GPA is a widespread pest of canola and a range of pulse crops, causing damage by feeding and transmitting viruses, including Beet Western Yellows Virus, which decimated canola crops in parts of SA, Vic and NSW in 2014.
Resistance to neonics – commonly used in the grains industry in seed treatments – was recently confirmed by scientists involved in research undertaken on behalf of the GRDCand Horticulture Innovation Australia.
The work has been led by Melbourne-based scientific research organisation cesar, in collaboration with researchers at CSIRO.
According to cesar entomologist Paul Umina, resistance to neonics was confirmed in a number of GPA populations across Australia.
Aphid specimens taken from canola and vegetable crops tested positive for resistance.
Dr Umina says the discovery – while not unexpected – further limits the opportunities and options for control of GPA and underlines the need for sound management resistance strategies and integrated pest management practices to ensure long-term access to available chemistries.

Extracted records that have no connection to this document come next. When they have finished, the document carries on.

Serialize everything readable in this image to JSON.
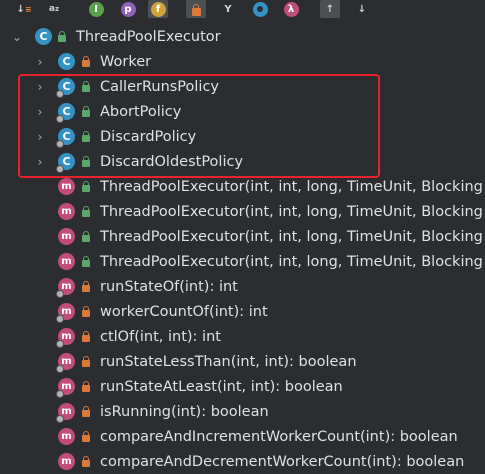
{
  "toolbar": {
    "icons": [
      {
        "name": "sort-visibility-icon",
        "glyph": "↓"
      },
      {
        "name": "sort-alpha-icon",
        "glyph": "az"
      },
      {
        "name": "show-inherited-icon",
        "glyph": "I"
      },
      {
        "name": "show-properties-icon",
        "glyph": "p"
      },
      {
        "name": "show-fields-icon",
        "glyph": "f"
      },
      {
        "name": "show-non-public-icon",
        "glyph": ""
      },
      {
        "name": "show-lambdas-icon",
        "glyph": "Y"
      },
      {
        "name": "show-anonymous-icon",
        "glyph": ""
      },
      {
        "name": "show-lambda-icon",
        "glyph": "λ"
      },
      {
        "name": "autoscroll-to-source-icon",
        "glyph": "↑"
      },
      {
        "name": "autoscroll-from-source-icon",
        "glyph": "↓"
      }
    ]
  },
  "tree": {
    "root": {
      "label": "ThreadPoolExecutor",
      "icon": "class-icon",
      "expanded": true
    },
    "classes": [
      {
        "label": "Worker",
        "visibility": "private"
      },
      {
        "label": "CallerRunsPolicy",
        "visibility": "public"
      },
      {
        "label": "AbortPolicy",
        "visibility": "public"
      },
      {
        "label": "DiscardPolicy",
        "visibility": "public"
      },
      {
        "label": "DiscardOldestPolicy",
        "visibility": "public"
      }
    ],
    "methods": [
      {
        "label": "ThreadPoolExecutor(int, int, long, TimeUnit, Blocking",
        "visibility": "public"
      },
      {
        "label": "ThreadPoolExecutor(int, int, long, TimeUnit, Blocking",
        "visibility": "public"
      },
      {
        "label": "ThreadPoolExecutor(int, int, long, TimeUnit, Blocking",
        "visibility": "public"
      },
      {
        "label": "ThreadPoolExecutor(int, int, long, TimeUnit, Blocking",
        "visibility": "public"
      },
      {
        "label": "runStateOf(int): int",
        "visibility": "private"
      },
      {
        "label": "workerCountOf(int): int",
        "visibility": "private"
      },
      {
        "label": "ctlOf(int, int): int",
        "visibility": "private"
      },
      {
        "label": "runStateLessThan(int, int): boolean",
        "visibility": "private"
      },
      {
        "label": "runStateAtLeast(int, int): boolean",
        "visibility": "private"
      },
      {
        "label": "isRunning(int): boolean",
        "visibility": "private"
      },
      {
        "label": "compareAndIncrementWorkerCount(int): boolean",
        "visibility": "private"
      },
      {
        "label": "compareAndDecrementWorkerCount(int): boolean",
        "visibility": "private"
      }
    ]
  },
  "colors": {
    "background": "#2b2d30",
    "text": "#dfe1e5",
    "class_icon": "#3592c4",
    "method_icon": "#c24d7a",
    "public_lock": "#59a869",
    "private_lock": "#d9793a",
    "highlight": "#e8232b"
  }
}
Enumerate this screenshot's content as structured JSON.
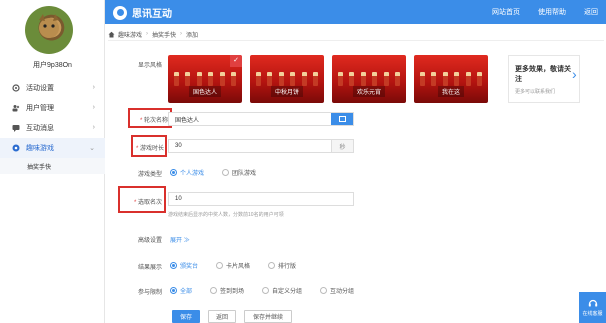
{
  "sidebar": {
    "username": "用户9p38On",
    "items": [
      {
        "label": "活动设置",
        "icon": "gear-icon"
      },
      {
        "label": "用户管理",
        "icon": "users-icon"
      },
      {
        "label": "互动消息",
        "icon": "message-icon"
      },
      {
        "label": "趣味游戏",
        "icon": "game-icon"
      }
    ],
    "sub_item": "抽奖手快"
  },
  "header": {
    "brand": "思讯互动",
    "links": [
      "网站首页",
      "使用帮助",
      "返回"
    ]
  },
  "breadcrumb": [
    "趣味游戏",
    "抽奖手快",
    "添加"
  ],
  "form": {
    "theme_label": "显示风格",
    "themes": [
      {
        "name": "国色达人",
        "selected": true
      },
      {
        "name": "中秋月饼",
        "selected": false
      },
      {
        "name": "欢乐元宵",
        "selected": false
      },
      {
        "name": "我在这",
        "selected": false
      }
    ],
    "more_title": "更多效果，敬请关注",
    "more_sub": "更多可以联系我们",
    "name_label": "轮次名称",
    "name_value": "国色达人",
    "duration_label": "游戏时长",
    "duration_value": "30",
    "duration_unit": "秒",
    "type_label": "游戏类型",
    "type_options": [
      "个人游戏",
      "团队游戏"
    ],
    "type_selected": 0,
    "winners_label": "选取名次",
    "winners_value": "10",
    "winners_hint": "游戏结束后显示的中奖人数，分数前10名的用户可领",
    "advanced_label": "高级设置",
    "advanced_link": "展开 ≫",
    "result_label": "结果展示",
    "result_options": [
      "颁奖台",
      "卡片风格",
      "排行版"
    ],
    "result_selected": 0,
    "participate_label": "参与限制",
    "participate_options": [
      "全部",
      "签到到场",
      "自定义分组",
      "互动分组"
    ],
    "participate_selected": 0,
    "save_label": "保存",
    "back_label": "返回",
    "save_continue_label": "保存并继续"
  },
  "float_service": "在线客服",
  "colors": {
    "accent": "#3b8de8",
    "highlight": "#d9302c"
  }
}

“Our findings don’t mean that neonics are dead in the water; they are still a valuable tool,” he said.
“But the discovery does serve as a reminder that all chemicals are vulnerable to resistance development, particularly when dealing with a species like GPA which is known to have a high propensity to develop insecticide resistance.”
Dr Umina says Transform, a sulfoxaflor foliar insecticide, remains an effective means to control GPA in canola crops.
According to cesar senior consultant Siobhan de Little, resistance almost always evolved due to the over-reliance on a particular chemical leading to strong selection.
The discovery meantAustralia joinedfour other continents – North America, Asia, Europe and Africa – in having confirmed GPA resistance to neonics, she said.
Dr Umina encourages growers to continue to follow the GPA Resistance Management Strategy (grdc苏州美甲美睫培训学校419论坛/GPAResistanceStrategy), which aims to minimise the selection pressure for resistance in GPA.
This strategy was developed by the National Insecticide Resistance Management working group of the Grains Pest Advisory Committee –a GRDC-funded project which provides strategic advice to the GRDC on pest issues.
Dr Umina also urges growers to keep a close eye on next year’s canola crops as they establish.
“If aphids are seen surviving on young canola plants that have been treated with neonic insecticide seed treatments, growers are urged to contact cesar,” he said.